Lockdown Flash Fiction


So Are the Days

Her breath sneaks out of the top of the mask and fogs up her reading glasses. She moulds the metal strip a little tighter over the bridge of her nose. The pubs are closed again. No income. Still casual after all these years. Another extension of lockdown is expected to be announced at 11am.

I’ll have to get online and apply for a payment.

At the shopping centre a man and his son are standing outside the pharmacy. Waiting? The father wears a football jersey and a long thin plait of hair runs down his back. He is mock fighting with his son. The boy jumps in trying to score a tap on his dad, then jumps back to avoid being slapped. The boy is not wearing a mask, neither is the father. Where is security?

Today, it is only ‘him’ she sees defying the health orders. Lockdowns are no longer novel. Compliance is up. Though, there are some who let their masks slip down below the nose. Mouth breathers?

Shopping is essential. Yoga isn’t. She is missing yoga.

Yesterday, she laid out the mat at home and set up the old CD player. Sissy, her nine-year-old daughter, looked at the strange machine. ‘This is how we used to play music,’ she explained without having to be asked. ‘Look.

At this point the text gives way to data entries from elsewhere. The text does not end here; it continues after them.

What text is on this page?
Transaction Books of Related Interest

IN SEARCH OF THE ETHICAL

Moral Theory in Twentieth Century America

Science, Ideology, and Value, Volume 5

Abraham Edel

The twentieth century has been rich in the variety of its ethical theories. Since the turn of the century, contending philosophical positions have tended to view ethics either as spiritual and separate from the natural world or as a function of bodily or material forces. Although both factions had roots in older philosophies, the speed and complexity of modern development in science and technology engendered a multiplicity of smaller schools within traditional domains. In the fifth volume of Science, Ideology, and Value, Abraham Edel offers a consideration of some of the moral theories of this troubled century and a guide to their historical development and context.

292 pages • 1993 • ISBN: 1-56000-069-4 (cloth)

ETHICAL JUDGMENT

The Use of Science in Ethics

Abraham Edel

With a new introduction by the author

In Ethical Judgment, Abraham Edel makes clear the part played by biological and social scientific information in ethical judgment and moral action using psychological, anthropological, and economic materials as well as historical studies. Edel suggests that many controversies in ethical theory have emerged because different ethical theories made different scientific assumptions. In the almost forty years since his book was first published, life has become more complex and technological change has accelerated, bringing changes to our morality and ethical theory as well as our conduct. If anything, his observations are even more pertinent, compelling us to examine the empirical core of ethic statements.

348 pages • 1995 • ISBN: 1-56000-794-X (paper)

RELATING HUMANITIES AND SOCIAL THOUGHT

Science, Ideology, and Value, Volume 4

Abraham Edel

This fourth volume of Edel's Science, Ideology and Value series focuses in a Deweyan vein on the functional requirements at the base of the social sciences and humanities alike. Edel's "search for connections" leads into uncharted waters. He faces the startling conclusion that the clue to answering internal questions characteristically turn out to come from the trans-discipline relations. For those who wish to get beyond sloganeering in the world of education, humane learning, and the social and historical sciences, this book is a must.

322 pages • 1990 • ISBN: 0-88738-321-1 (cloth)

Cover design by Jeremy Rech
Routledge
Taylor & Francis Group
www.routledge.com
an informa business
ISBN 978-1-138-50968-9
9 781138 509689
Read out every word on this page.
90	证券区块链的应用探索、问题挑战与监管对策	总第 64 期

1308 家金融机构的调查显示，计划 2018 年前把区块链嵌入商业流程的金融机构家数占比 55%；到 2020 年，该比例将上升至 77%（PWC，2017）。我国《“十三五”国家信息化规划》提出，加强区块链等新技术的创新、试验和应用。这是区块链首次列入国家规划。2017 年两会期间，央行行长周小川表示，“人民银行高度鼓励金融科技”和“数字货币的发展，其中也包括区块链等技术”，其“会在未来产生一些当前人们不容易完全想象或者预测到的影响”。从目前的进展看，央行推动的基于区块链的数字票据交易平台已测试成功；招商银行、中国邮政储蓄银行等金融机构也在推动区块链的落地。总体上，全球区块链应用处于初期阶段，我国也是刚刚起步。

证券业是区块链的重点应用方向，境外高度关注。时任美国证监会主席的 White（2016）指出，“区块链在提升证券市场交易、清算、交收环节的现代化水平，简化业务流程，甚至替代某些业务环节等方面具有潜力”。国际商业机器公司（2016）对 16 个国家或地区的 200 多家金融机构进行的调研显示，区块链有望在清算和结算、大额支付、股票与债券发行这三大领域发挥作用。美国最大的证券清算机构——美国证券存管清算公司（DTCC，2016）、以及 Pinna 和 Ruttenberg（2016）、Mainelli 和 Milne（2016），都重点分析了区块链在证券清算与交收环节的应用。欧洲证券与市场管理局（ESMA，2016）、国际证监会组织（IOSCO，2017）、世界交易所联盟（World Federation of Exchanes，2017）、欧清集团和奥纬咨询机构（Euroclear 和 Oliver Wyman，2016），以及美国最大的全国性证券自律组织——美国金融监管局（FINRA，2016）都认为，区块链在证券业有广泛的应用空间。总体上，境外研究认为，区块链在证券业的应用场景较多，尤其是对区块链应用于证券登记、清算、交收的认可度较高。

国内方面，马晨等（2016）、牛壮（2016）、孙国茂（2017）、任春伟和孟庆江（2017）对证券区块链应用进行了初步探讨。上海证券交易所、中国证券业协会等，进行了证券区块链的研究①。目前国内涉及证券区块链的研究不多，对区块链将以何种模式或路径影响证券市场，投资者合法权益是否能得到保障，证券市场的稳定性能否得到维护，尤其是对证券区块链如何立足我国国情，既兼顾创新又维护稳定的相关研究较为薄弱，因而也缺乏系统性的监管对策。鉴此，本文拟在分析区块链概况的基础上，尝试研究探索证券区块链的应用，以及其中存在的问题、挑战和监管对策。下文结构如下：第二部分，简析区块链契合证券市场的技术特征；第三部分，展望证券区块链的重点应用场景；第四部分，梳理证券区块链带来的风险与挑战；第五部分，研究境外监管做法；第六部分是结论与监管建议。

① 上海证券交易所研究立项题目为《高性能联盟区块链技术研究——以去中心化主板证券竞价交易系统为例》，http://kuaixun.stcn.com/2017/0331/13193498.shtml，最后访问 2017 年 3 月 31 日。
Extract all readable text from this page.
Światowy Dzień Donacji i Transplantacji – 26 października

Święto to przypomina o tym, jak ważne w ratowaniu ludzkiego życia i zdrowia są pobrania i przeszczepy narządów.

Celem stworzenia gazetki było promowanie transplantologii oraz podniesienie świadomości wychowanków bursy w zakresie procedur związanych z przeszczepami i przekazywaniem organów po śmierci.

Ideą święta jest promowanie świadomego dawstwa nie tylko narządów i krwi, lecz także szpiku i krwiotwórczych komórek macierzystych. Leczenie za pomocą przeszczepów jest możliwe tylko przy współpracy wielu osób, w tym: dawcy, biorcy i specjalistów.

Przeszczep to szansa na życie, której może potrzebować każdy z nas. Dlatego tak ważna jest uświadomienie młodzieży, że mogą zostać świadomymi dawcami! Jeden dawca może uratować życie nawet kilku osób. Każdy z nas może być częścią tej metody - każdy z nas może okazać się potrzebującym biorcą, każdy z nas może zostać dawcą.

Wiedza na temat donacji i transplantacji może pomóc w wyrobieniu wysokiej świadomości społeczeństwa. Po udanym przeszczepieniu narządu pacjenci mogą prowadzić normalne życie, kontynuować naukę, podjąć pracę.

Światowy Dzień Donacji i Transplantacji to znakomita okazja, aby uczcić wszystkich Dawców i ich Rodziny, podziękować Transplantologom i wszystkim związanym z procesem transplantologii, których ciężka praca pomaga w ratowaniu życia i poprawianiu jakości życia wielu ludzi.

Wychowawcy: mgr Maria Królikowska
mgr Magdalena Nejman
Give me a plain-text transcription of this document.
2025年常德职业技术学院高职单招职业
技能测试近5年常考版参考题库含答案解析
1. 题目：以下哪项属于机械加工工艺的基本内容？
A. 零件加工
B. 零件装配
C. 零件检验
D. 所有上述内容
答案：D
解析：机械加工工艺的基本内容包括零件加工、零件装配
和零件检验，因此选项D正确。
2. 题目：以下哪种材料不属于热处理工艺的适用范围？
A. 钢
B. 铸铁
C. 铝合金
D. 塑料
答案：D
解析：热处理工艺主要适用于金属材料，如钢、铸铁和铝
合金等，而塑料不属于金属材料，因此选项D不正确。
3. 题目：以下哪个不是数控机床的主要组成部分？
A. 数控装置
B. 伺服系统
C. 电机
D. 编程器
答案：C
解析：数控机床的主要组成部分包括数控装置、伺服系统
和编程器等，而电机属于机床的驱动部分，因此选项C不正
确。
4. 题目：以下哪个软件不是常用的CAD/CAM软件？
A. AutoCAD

Here.’ She pulled a disc out from the zip-up denim covered pouch. ‘This is your CD, The Wiggles. Remember?’

I remember the Wiggles. I don’t remember CDs though. I thought music used to be played on record players, like the one Cherry has.’

The conversation went on, and on. She was sitting in Dandasana, Sissy firing questions.

CD stands for compact disc. Before CDs there were cassette tapes. C60 stands for a blank cassette tape that has sixty minutes of recording space on which one could make a mixed tape of your favourite songs from your record collection. There were C90s as well. Yes, a mixed tape is like a playlist on Spotify. Records are made of vinyl. LP stands for long playing record, EP, extended play. Singles were called 45s. RPM stands for revolutions per minute. Records came in seventy-eight, forty-five and thirty-three-and-a-third RPM.

She had no idea what MP3 stands for, but somehow could recall that HMV stood for His Masters Voice and the logo had a dog and a gramophone. When Sissy asked what year gramophones were invented, she sent her off to do her own research.

She pressed play. The CD started with the ring of a Tingsha bell. ‘Starting by sitting,’ said the calm voice of the yoga teacher. Then the CD stuck. Looping, grating. She hit stop. By this stage her hamstrings had had a good stretch so she got up and wrote, ‘A Short History of Recorded Music’ on Sissy’s Year 5 HBL register.

HBL stands for home based learning.

That was yesterday. Tomorrow, Centrelink.

Today, she walks past the man without a mask and pushes her trolley into Aldi.